Marie-Josée Bastien : Remise en abyme
Marie-Josée Bastien dirige Une pièce espagnole de Yasmina Reza, "heureux mélange entre la fougue d’Almodovar et les grandes réflexions d’Ibsen, Strindberg, Tchekhov…"
Une pièce espagnole raconte l’histoire d’une mère présentant son nouvel amoureux à ses deux filles, l’une comédienne de théâtre, l’autre actrice de cinéma. Mais aussi celle des comédiens interprétant cette pièce. "C’est-à-dire qu’ils font des confessions, des interviews imaginaires, précise Marie-Josée Bastien. C’est du théâtre dans le théâtre. Donc, les comédiens doivent jouer l’acteur et le personnage. Et, souvent, les deux sont à l’opposé. Par exemple, les gars ont plus de panache comme acteurs que comme personnages. Pour moi, Fernan (Jean-Jacquis Boutet), qui est supposé être bon et ennuyeux dans la pièce, est joué par une espèce de Jean-Claude Briali, un acteur qui a du punch. Le comédien de Réjean (Vallée), dont le personnage est plus effacé, alcoolique, à un tournant de sa vie, n’aime pas son rôle; il est chiant, méprisant, a tout le temps un petit goût suret dans la bouche. Celle qui joue Pilar (Paule Savard), la mère, est une diva, qui a un commentaire sur tout, mais qui est en même temps perdue.

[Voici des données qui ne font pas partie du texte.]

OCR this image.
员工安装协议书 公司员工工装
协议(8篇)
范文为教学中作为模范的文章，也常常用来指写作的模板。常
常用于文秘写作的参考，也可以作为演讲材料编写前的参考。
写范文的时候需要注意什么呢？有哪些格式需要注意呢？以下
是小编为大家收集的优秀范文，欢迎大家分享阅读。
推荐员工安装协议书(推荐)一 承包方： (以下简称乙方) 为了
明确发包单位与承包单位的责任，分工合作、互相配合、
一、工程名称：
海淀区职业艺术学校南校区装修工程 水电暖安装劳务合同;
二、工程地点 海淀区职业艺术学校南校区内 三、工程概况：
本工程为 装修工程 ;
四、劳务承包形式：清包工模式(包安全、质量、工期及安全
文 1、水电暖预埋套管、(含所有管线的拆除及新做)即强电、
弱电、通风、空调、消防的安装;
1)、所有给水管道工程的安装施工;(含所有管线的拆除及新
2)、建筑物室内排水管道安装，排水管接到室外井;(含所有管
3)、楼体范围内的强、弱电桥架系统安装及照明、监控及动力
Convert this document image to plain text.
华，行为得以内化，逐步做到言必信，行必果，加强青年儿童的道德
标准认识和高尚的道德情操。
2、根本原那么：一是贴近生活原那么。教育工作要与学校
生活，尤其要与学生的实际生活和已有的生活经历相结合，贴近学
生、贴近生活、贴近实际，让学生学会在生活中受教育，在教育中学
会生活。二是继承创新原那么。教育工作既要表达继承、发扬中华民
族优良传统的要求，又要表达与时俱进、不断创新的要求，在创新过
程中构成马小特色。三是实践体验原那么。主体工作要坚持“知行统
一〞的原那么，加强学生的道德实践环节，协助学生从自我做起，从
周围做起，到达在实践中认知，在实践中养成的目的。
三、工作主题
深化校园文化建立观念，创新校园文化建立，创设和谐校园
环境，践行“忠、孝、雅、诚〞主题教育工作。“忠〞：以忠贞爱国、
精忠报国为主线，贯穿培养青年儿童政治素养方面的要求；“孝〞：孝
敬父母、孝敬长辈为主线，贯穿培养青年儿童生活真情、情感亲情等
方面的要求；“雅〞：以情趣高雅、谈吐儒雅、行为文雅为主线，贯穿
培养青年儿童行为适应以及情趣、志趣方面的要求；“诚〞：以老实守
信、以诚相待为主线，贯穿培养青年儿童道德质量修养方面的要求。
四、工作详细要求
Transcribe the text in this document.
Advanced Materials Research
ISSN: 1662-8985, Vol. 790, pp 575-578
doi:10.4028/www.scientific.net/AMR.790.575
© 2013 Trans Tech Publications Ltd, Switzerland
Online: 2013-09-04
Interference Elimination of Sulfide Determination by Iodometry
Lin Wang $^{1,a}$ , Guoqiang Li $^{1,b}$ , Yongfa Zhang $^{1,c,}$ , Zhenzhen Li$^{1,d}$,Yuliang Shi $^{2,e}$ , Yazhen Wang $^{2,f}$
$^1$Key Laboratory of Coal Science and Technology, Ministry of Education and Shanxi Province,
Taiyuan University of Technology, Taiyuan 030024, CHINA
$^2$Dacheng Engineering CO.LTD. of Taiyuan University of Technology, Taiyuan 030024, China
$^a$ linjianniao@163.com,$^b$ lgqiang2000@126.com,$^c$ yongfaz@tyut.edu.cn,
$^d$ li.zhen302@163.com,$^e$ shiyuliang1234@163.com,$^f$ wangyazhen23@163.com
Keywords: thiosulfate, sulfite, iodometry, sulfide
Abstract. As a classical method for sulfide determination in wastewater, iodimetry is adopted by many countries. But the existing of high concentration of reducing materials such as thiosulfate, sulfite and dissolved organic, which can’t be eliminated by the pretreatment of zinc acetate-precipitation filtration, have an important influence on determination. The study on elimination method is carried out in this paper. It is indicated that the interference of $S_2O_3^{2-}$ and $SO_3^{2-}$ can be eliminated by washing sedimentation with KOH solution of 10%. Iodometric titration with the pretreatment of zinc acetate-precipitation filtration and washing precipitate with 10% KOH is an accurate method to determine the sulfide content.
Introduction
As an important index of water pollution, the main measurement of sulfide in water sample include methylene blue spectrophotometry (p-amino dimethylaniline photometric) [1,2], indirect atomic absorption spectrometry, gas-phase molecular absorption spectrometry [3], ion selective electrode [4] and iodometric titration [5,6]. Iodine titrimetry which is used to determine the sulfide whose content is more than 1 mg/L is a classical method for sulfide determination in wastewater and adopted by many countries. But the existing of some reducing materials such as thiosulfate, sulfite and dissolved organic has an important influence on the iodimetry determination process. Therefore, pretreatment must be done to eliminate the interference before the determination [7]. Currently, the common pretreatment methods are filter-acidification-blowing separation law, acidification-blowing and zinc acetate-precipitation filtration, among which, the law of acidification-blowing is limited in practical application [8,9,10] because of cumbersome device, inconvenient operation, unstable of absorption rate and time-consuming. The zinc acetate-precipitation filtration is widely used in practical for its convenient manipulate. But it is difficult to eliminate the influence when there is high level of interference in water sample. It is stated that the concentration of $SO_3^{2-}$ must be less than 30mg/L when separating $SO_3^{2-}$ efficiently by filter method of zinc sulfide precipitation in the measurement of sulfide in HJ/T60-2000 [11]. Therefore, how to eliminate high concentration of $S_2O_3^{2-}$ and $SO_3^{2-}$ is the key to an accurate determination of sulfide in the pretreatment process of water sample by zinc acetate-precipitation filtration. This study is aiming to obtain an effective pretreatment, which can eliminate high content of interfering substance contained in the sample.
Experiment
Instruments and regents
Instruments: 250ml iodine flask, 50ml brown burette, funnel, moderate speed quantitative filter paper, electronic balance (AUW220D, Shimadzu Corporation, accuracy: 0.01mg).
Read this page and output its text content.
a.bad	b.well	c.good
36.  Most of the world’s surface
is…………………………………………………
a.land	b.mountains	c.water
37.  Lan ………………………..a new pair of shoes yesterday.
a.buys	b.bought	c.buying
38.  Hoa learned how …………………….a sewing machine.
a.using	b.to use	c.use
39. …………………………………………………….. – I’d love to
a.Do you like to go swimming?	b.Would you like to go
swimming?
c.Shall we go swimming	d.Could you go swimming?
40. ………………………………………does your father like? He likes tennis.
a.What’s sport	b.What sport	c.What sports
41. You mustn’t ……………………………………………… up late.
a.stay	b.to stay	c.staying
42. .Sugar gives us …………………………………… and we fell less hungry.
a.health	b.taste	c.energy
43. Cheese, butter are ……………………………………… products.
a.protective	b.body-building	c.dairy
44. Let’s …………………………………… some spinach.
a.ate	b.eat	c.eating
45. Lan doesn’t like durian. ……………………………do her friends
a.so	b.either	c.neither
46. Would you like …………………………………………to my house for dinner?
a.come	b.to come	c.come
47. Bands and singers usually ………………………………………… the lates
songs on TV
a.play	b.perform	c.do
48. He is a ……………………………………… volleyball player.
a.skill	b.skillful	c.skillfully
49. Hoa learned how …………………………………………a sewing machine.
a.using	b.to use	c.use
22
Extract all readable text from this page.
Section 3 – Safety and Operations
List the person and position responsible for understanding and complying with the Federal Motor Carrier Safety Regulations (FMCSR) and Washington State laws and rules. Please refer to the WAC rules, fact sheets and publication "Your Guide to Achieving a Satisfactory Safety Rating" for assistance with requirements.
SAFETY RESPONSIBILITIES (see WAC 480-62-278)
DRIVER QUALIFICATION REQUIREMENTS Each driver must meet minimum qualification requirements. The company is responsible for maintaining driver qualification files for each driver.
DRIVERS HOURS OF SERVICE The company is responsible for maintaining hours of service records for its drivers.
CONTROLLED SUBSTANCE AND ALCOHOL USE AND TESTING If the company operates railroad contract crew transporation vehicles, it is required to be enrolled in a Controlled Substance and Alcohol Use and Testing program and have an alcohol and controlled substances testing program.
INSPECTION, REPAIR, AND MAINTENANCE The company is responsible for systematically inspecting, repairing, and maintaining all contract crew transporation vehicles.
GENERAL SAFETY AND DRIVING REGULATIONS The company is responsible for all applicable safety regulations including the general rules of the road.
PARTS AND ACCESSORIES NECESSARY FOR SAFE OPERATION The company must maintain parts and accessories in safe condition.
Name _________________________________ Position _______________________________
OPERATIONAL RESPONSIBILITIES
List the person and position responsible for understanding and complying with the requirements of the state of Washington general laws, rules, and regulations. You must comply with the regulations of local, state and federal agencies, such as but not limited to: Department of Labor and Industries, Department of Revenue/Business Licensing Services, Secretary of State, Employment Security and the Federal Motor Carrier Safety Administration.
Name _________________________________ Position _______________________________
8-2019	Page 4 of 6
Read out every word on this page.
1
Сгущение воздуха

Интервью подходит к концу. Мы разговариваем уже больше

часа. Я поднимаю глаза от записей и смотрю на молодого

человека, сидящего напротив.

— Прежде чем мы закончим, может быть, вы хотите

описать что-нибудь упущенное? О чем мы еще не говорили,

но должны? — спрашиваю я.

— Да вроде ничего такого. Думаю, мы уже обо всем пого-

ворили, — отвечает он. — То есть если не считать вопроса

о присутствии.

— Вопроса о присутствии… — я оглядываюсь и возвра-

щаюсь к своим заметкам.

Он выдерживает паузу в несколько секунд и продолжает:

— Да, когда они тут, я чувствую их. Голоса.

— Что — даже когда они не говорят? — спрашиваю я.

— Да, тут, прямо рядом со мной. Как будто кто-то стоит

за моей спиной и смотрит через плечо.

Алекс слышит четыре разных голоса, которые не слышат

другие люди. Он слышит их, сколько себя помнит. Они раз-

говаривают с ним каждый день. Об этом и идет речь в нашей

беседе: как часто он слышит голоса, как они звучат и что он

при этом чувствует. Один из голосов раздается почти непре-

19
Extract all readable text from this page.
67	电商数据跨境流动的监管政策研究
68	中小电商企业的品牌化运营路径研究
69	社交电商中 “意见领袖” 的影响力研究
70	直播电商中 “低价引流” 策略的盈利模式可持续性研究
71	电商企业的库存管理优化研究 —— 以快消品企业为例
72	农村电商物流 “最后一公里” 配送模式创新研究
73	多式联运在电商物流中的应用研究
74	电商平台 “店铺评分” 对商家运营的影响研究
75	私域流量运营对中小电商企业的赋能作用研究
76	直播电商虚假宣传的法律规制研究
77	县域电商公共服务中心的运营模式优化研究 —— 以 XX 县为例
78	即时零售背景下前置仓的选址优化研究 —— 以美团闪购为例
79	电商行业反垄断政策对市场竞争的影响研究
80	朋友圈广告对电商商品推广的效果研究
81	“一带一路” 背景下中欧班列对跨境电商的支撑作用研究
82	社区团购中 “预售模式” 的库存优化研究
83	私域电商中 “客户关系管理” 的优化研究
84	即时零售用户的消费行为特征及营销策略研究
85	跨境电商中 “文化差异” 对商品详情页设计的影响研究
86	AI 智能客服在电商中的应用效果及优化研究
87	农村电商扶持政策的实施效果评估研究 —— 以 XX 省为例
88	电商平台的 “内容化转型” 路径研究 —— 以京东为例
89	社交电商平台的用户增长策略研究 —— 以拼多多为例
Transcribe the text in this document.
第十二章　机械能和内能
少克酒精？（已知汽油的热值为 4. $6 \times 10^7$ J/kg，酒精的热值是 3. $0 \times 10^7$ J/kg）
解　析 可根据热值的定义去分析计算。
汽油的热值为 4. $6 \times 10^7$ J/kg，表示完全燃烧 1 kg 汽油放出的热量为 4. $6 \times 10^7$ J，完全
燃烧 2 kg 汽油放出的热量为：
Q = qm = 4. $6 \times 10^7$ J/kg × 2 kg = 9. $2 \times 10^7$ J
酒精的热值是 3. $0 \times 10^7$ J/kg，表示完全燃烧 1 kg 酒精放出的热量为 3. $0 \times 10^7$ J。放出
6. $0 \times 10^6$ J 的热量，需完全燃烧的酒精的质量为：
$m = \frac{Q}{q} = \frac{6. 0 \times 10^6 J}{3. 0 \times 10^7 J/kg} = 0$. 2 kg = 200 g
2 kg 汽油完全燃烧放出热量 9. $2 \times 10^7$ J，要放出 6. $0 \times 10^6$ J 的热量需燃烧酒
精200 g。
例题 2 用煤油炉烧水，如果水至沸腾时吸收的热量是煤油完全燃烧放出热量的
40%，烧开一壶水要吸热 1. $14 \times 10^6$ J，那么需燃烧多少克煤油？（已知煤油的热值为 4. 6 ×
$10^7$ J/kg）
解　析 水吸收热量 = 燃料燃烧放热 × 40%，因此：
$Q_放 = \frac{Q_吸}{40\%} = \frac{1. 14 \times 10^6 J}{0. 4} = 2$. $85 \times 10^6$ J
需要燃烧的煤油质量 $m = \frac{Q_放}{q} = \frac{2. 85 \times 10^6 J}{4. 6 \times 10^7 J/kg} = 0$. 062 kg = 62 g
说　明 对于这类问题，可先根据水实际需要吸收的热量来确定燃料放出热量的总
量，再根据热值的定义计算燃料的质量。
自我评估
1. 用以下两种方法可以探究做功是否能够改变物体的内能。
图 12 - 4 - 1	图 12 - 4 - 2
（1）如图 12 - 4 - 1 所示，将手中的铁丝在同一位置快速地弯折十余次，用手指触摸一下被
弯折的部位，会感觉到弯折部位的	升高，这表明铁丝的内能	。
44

Quant à Aurélia (Érika Gagnon), le personnage angoissé et dark de la pièce, elle est interprétée par une comédienne hyper heureuse. Et Noulia (Nancy Bernier), l’espèce de Penélope Cruz, par une actrice qui aurait aimé jouer Tchekhov. Donc, ça parle beaucoup du métier d’acteur, et la pièce espagnole est assez sympathique! C’est très vitriolique, avec la rage méditerranéenne: ça se parle, ça s’emporte, ça se calme et ça, c’est super intéressant. Tout comme les deux niveaux de jeu, d’ailleurs. En fait, il y en a même un troisième parce que la comédienne de théâtre répète une pièce bulgare dont on voit des extraits."
Pour des artistes de la scène, un tel sujet n’est évidemment pas sans soulever des questions les interpellant tout particulièrement, quant à la reconnaissance, au théâtre par rapport au cinéma ou à la télé, à la manière dont le personnage déteint sur la vie de l’acteur et vice versa… "Il y a du théâtre dans le théâtre dans le théâtre, observe la metteure en scène. Les discussions des répétitions ont été super importantes pour nourrir la pièce. Aussi, on a joué sur l’idée de la répétition de la répétition, c’est-à-dire que les acteurs ont un troisième niveau à jouer, soit celui du comédien durant les entre-scènes, qui se promène en attendant son tour." Reste qu’ils se sont d’abord et avant tout laissé porter par le texte. "C’est rare que je monte un spectacle comme ça, note-t-elle. Là, ils parlent, on ne peut pas les faire jogger… C’est une écriture très musicale; une histoire à la fois tragique et comique. Il faut que ce soit léger, alors que tout, en dessous, est lourd." Ainsi sa mise en scène se veut-elle "aussi musicale que le texte". "Tout à coup, il y a une note soutenue, donc, personne ne bouge, illustre-t-elle. Et on y va de ruptures franches, dans le corps comme dans la parole. Pour le décor, je me suis inspirée de Hundertwassser du Bauhaus; les lignes sont pures, il n’y a rien qui dépasse. Avec des couleurs à la Almodovar, sans mélange; c’est soit rouge, soit jaune, soit vert, soit bleu. Pour ce show-là, les images qui me venaient étaient beaucoup liées aux éclairages, aux atmosphères; ils sont super importants." Pour elle, il s’agissait d’un précédent, devenu, depuis, une corde de plus à son arc!